Uzay, Zaman, Mekan, Boşluk ve Hiçlik / Alan Watts Türkçe 05


Konumuz uzay ve boşluk ile ilgili. Ve çoğu insanın kafasında boşluk, havayla dolu olmadığı sürece hiçbir şey değildir. Ama bir kez havanın dışına çıktığında, uzay belli bir şekilde netleşir. Yüzen cisimler, çeşitli elektrik titreşimleri, ışık dalgaları, kozmik ışınlar vb. ile. 

Başka bir deyişle, bedenler arasındaki mesafeler hakkında konuşma şeklimiz budur. Yine başka bir deyişle, aralarındaki mesafe arttı dediğimizde, sanki mesafe bir anlam ifade ediyormuş gibi bir şey yapar bu. Adam yürüdükçe mesafe arttı. Ama sanırım aslında söylediğimiz, bahsettiğimiz iki cismin aralarındaki mesafeyi arttırdığı. Onlar yaptı. Ama sonra birdenbire bir nesne olarak mesafen olduğunu fark ediyorsun. Mesafeyi artırmak için, mesafe şimdi nesne oluyor, daha önce özneydi. Ve böylece insan hemen görmeye başlıyor: Uzayda şüpheli bir şey var. 

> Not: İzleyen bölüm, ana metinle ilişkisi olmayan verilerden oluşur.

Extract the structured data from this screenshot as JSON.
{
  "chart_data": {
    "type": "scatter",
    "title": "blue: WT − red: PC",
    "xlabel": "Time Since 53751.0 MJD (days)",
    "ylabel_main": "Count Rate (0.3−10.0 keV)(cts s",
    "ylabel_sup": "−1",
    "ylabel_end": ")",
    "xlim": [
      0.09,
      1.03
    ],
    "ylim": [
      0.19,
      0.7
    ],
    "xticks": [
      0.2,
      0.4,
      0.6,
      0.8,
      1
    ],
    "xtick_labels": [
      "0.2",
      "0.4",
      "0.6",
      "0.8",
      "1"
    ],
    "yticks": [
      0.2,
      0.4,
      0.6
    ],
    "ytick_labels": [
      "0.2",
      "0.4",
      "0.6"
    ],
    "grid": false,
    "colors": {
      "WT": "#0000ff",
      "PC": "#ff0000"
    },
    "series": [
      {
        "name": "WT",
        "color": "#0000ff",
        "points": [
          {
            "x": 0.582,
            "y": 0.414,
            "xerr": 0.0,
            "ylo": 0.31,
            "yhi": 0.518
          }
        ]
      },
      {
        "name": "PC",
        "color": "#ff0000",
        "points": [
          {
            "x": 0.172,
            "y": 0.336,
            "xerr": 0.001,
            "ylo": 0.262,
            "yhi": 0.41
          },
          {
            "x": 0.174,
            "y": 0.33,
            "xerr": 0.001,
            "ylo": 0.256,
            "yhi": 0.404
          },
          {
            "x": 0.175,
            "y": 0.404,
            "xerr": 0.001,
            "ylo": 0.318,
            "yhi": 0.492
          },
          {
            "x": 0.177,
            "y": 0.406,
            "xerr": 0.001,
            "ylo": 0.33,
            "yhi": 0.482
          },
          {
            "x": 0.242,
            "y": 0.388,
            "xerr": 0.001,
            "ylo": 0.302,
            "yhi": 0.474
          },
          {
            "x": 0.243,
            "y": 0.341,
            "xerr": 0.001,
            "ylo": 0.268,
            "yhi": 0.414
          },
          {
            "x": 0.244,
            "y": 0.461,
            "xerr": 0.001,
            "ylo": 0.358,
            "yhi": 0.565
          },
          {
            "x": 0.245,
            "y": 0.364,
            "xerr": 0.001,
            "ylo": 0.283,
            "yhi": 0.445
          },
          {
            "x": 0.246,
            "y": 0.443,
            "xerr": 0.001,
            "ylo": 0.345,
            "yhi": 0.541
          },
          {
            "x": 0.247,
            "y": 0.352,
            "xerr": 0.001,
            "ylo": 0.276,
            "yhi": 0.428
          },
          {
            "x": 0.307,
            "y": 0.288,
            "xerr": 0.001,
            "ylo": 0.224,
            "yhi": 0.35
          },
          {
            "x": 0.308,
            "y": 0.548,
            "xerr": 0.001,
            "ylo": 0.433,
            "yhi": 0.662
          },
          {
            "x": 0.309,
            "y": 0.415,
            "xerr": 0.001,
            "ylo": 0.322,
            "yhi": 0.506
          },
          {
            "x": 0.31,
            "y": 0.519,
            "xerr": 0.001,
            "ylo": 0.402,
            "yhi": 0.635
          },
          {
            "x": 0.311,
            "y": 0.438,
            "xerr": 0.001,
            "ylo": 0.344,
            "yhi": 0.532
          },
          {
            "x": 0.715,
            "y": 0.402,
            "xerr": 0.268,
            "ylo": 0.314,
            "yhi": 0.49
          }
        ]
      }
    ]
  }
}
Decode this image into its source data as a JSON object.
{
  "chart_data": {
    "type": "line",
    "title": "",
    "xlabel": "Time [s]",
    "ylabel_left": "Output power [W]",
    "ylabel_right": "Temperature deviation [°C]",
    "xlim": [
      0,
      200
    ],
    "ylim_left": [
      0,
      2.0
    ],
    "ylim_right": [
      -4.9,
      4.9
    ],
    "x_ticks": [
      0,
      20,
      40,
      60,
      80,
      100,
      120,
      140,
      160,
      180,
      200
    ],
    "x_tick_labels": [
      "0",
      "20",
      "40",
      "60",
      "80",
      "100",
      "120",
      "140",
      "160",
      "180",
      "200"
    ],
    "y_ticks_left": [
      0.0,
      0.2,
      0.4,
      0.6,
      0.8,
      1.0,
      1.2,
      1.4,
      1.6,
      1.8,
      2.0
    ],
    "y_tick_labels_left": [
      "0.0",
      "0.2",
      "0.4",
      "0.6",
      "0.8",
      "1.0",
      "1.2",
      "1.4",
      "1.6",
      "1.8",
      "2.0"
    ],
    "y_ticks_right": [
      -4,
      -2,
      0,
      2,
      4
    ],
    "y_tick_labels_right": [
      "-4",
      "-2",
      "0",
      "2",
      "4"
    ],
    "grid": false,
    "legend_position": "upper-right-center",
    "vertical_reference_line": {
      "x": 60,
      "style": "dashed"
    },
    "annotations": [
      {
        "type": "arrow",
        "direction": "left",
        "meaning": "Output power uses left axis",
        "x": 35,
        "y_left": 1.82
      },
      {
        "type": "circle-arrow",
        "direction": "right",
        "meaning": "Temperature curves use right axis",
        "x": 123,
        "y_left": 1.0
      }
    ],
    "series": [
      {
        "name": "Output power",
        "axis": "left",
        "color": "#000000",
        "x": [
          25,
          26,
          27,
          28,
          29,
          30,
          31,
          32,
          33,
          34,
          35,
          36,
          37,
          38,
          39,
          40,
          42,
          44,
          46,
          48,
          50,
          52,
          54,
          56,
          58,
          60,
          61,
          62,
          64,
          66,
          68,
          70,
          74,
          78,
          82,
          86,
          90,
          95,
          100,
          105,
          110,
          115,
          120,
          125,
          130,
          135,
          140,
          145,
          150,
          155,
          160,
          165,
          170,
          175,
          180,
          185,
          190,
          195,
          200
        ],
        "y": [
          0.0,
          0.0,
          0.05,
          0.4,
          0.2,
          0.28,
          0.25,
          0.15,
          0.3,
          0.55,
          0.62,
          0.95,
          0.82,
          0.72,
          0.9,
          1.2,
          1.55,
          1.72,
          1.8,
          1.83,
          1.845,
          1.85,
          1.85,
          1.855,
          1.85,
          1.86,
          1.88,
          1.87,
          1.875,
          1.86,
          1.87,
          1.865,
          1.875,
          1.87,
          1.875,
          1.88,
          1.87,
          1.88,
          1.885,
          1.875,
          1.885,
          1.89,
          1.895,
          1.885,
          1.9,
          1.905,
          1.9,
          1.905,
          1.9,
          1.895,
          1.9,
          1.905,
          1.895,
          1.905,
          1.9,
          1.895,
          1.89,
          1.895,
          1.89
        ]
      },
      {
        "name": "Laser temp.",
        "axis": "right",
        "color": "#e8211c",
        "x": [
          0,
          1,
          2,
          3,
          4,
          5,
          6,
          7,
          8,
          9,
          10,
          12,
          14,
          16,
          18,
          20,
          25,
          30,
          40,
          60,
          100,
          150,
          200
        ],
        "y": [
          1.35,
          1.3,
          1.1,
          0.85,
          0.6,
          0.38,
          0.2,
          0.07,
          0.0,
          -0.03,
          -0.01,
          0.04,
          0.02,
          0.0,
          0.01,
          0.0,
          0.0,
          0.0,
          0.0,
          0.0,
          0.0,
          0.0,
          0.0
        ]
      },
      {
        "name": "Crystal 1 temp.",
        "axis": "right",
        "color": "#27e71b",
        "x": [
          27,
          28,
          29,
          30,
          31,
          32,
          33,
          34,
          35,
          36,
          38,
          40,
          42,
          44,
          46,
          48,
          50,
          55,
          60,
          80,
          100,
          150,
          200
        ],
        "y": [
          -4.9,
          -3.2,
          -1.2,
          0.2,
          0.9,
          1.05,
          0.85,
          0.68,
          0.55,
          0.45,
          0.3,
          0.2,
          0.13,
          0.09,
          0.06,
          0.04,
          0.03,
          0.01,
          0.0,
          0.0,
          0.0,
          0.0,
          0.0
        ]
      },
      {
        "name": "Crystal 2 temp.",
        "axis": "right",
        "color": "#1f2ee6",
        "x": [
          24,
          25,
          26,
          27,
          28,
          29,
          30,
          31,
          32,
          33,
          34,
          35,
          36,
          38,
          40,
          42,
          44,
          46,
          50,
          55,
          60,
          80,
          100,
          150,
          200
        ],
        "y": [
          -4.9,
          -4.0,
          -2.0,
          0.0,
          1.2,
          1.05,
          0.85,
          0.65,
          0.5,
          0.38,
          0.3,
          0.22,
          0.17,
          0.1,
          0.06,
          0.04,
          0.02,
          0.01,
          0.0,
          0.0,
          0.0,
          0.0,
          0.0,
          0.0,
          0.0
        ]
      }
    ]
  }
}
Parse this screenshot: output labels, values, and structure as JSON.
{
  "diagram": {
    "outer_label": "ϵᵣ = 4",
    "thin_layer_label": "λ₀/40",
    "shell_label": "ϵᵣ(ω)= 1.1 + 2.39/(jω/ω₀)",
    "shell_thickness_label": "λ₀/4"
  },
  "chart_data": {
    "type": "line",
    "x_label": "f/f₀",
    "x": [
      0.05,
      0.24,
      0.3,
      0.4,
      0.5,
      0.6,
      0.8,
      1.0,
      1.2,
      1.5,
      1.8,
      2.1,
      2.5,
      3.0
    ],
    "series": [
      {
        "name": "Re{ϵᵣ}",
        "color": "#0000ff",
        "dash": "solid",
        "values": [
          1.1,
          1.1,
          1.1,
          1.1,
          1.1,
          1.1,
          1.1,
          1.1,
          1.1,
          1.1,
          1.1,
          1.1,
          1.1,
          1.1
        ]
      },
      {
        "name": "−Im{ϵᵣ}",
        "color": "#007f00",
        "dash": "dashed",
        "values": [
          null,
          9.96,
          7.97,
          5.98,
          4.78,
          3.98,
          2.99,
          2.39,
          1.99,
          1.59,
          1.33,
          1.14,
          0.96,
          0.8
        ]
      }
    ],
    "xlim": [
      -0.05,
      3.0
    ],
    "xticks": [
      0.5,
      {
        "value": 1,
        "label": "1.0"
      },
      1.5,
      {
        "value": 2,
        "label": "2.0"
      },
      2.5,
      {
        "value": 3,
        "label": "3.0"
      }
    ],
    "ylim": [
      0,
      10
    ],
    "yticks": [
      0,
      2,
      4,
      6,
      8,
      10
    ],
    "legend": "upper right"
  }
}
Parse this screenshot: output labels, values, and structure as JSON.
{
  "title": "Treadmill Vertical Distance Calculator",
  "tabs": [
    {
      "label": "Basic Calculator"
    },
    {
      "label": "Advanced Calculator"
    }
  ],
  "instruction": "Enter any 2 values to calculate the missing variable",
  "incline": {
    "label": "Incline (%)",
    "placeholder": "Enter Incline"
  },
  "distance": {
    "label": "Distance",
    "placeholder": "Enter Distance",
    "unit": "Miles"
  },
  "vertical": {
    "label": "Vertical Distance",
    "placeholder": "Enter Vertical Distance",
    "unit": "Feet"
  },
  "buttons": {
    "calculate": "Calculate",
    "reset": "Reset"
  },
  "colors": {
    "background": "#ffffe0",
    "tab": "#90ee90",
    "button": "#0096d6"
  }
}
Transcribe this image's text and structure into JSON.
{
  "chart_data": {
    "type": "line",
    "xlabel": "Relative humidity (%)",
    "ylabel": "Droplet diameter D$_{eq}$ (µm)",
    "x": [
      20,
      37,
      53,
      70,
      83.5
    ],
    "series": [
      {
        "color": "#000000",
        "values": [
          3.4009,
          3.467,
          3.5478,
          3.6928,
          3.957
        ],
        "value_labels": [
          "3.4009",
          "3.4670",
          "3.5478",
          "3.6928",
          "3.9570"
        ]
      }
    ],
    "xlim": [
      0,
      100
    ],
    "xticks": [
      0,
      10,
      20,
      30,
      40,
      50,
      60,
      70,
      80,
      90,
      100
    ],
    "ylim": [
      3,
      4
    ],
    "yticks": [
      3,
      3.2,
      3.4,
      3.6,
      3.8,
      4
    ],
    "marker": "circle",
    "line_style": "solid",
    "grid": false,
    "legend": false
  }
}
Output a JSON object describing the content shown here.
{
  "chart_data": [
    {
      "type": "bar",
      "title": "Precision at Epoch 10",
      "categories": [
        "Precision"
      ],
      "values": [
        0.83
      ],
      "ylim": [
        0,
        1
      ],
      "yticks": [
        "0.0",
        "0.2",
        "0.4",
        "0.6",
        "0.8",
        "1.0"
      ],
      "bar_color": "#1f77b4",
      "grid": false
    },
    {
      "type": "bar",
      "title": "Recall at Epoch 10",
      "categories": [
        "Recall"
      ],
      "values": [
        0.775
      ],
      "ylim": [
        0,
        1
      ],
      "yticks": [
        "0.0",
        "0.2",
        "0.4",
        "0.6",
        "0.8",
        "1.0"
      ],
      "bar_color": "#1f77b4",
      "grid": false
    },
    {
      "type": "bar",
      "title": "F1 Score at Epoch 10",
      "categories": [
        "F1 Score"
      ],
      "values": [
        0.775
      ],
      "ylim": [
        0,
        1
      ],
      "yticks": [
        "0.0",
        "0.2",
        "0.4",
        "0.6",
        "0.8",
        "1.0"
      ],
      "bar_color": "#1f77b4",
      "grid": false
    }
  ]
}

Ve sonuçta diyebiliriz ki, uzay ya da boşluk her şeyi gördüğümüz arka plandır. Ve kör bir insan bile hareketi engellemeyen bir boşluk duygusuna sahiptir. Yine de uzayla ilgili komik olan şey, bir katının başladığı yerde bitmemesidir. Herhangi bir şekilde görünüşte değiştirmeden uzayda bir cismi kaydırabilirsin. Ve sonuçta iki taraf arasında boşluk var mı, yoksa katının uçları mı var? Bunu uzay açısından düşünebilir ve uzay açısından ölçebiliriz.

Ancak deneyimlediğimiz her şeyi deneyimlememiz uzaya aykırıdır. Ve bu arada, her şeyi sadece uzay boyutunda değil, zaman boyutunda da deneyimliyoruz. Şimdi uzay ve zaman hakkındaki hayranlık, sahip olduğumuz tüm olası deneyimler için temel olmalarına rağmen, onlara parmağını koyamazsın. Uzay tamamen biçimsiz görünüyor.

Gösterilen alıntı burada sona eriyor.